Most authorities agree that patent owners should be free to choose their business models due to their exclusive licensing rights. But the question remains if standards might be adopted when companies demand royalty fees? The goal of the public body is to improve the adoption of mature and usable open standards. Therefore they prefer standards to be as open as possible in terms of: documentation, IPR, open participation, independence of the SSO and organized version management. When asking the question of IPR essential to a standard the answer is: No, the first choice is royalty free/no essential IP, because standards are infrastructure on which companies should compete: Public authorities prefer related IPR to essential IPR. Furthermore public authorities believe ex ante disclosure is necessary. However different industries have different profit and R&D intensity levels which have to be considered.
In comparison private companies owning essential IPR have a different perspective on the issue. In their perspective the question should rather be which standards to choose from in terms of costs. It’s not about the question whether or not the IPR is royalty free, it’s the total cost of ownership like related services etc.. Another issue is to get innovation into standards. In telecommunications R&D investment is extremely expensive. Patents are an outcome if innovation and therefore also essential patents need to be rewarded. But there is also innovation of implementation on top of standardization that needs to be considered. Standards should be favored with its highest benefit for society and highest R&D incentives to the market. These could also include patents that are licensed out.
Should different licensing regimes be applied for different technologies?
When for example comparing the standardization of GSM and the internet: Should software be handled differently to hardware? Most companies agree that there should be different licensing regimes for different technologies:Internet/Platform is where you make a business on top. It is about different income models. In GSM you need return on investment with your patents. However, royalty fees should not be the mandated by the governments: such as ex ante licenses etc. Some require rewarding schemes (Telcom) some not (Internet)! Procurement should thus only in some cases prefer RF over royalties.Other argued that it is more complex than only differentiating between hardware and software: Internet as a network and GSM as a network is the only comparable domain. On the network level there is not a big difference. The application layer is different. It’s a mash up of sometimes unrelated technologies which you have to put together.
Most companies believed that there is no authority to differentiate between hardware and software so why should we have different regimes?
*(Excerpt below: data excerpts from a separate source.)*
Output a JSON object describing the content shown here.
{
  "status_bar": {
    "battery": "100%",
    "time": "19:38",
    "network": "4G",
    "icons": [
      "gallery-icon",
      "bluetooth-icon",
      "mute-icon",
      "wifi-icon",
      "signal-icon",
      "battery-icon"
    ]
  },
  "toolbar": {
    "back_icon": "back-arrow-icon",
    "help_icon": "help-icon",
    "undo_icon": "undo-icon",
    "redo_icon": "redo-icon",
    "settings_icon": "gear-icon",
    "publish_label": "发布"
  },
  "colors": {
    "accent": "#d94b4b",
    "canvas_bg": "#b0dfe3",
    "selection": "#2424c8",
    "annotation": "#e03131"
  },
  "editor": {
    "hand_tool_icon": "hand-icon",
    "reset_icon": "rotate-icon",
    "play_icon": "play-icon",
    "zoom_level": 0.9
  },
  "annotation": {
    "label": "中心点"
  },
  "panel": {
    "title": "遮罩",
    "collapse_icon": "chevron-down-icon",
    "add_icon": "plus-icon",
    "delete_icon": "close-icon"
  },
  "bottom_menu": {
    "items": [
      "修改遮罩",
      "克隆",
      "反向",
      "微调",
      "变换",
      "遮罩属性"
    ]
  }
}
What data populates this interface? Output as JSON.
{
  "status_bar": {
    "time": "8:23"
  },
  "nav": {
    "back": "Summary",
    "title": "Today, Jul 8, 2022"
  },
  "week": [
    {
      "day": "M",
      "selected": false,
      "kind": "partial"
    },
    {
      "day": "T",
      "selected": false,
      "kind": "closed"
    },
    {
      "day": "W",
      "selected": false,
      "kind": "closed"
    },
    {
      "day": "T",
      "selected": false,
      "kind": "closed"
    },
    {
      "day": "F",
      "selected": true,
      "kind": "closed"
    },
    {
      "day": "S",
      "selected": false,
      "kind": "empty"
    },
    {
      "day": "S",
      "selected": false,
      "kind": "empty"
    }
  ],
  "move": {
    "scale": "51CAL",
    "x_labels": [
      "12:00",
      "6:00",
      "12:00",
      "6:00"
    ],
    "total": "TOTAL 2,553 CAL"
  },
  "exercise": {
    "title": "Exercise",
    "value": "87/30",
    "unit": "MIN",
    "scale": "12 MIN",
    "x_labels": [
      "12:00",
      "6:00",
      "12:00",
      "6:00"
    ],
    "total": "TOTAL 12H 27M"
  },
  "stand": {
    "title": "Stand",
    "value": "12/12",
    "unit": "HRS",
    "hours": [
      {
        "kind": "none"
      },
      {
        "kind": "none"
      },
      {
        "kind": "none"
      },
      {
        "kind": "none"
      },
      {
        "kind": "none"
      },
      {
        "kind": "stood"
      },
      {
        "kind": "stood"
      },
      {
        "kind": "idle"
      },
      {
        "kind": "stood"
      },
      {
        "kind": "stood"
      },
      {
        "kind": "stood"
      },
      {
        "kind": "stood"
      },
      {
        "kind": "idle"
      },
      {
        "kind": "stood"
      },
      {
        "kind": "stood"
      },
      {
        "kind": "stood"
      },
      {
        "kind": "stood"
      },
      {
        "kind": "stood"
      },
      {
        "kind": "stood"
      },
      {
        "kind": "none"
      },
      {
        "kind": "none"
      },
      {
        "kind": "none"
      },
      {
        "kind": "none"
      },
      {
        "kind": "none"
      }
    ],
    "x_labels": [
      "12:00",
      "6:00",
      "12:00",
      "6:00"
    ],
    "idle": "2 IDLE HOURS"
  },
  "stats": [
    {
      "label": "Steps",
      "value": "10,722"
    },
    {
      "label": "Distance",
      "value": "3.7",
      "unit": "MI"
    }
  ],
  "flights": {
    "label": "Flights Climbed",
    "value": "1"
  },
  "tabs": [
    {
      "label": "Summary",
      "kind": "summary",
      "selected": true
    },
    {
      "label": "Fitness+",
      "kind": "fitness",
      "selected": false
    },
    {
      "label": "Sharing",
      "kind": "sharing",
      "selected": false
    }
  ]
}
Outcomes are different because the incentives are different but not the framework: All technologies are converging, it is hard to differentiate. It is sometimes not easy to say this is a pure software standard. And there is a lot of innovation going on without IPR. Companies just have different business models. Some of these business models compete, which is good for competition. And therefore also proprietary and open soucre business models compete too! We need to keep that on level.
Is it important to define F/RAND?
Does F/RAND even have concrete substance? Do we give enough information or does it remain vague? But does the definition help and solve the problem? Or is it rather on the agreement of the participation! Most of the companies see F/RAND to be a framework but not a defined regime.
Should consortia standards be considered?
Especially software companies do not understand why it is limited to de jure standardization. They welcome the efforts to incorporate the informal standards into the system. But the criteria for fora and consortia have to be the same.
Can we include Open Source Software in F/RAND regimes?
Companies believe that it is perfectly possible to adopt OSS in standardization and even include the F/RAND mode. They believe there is total interoperability between the OSS world and F/RAND. The big question is when to choose on standards? Should we choose Open Cloud standard just now? Or wait and see how markets develop?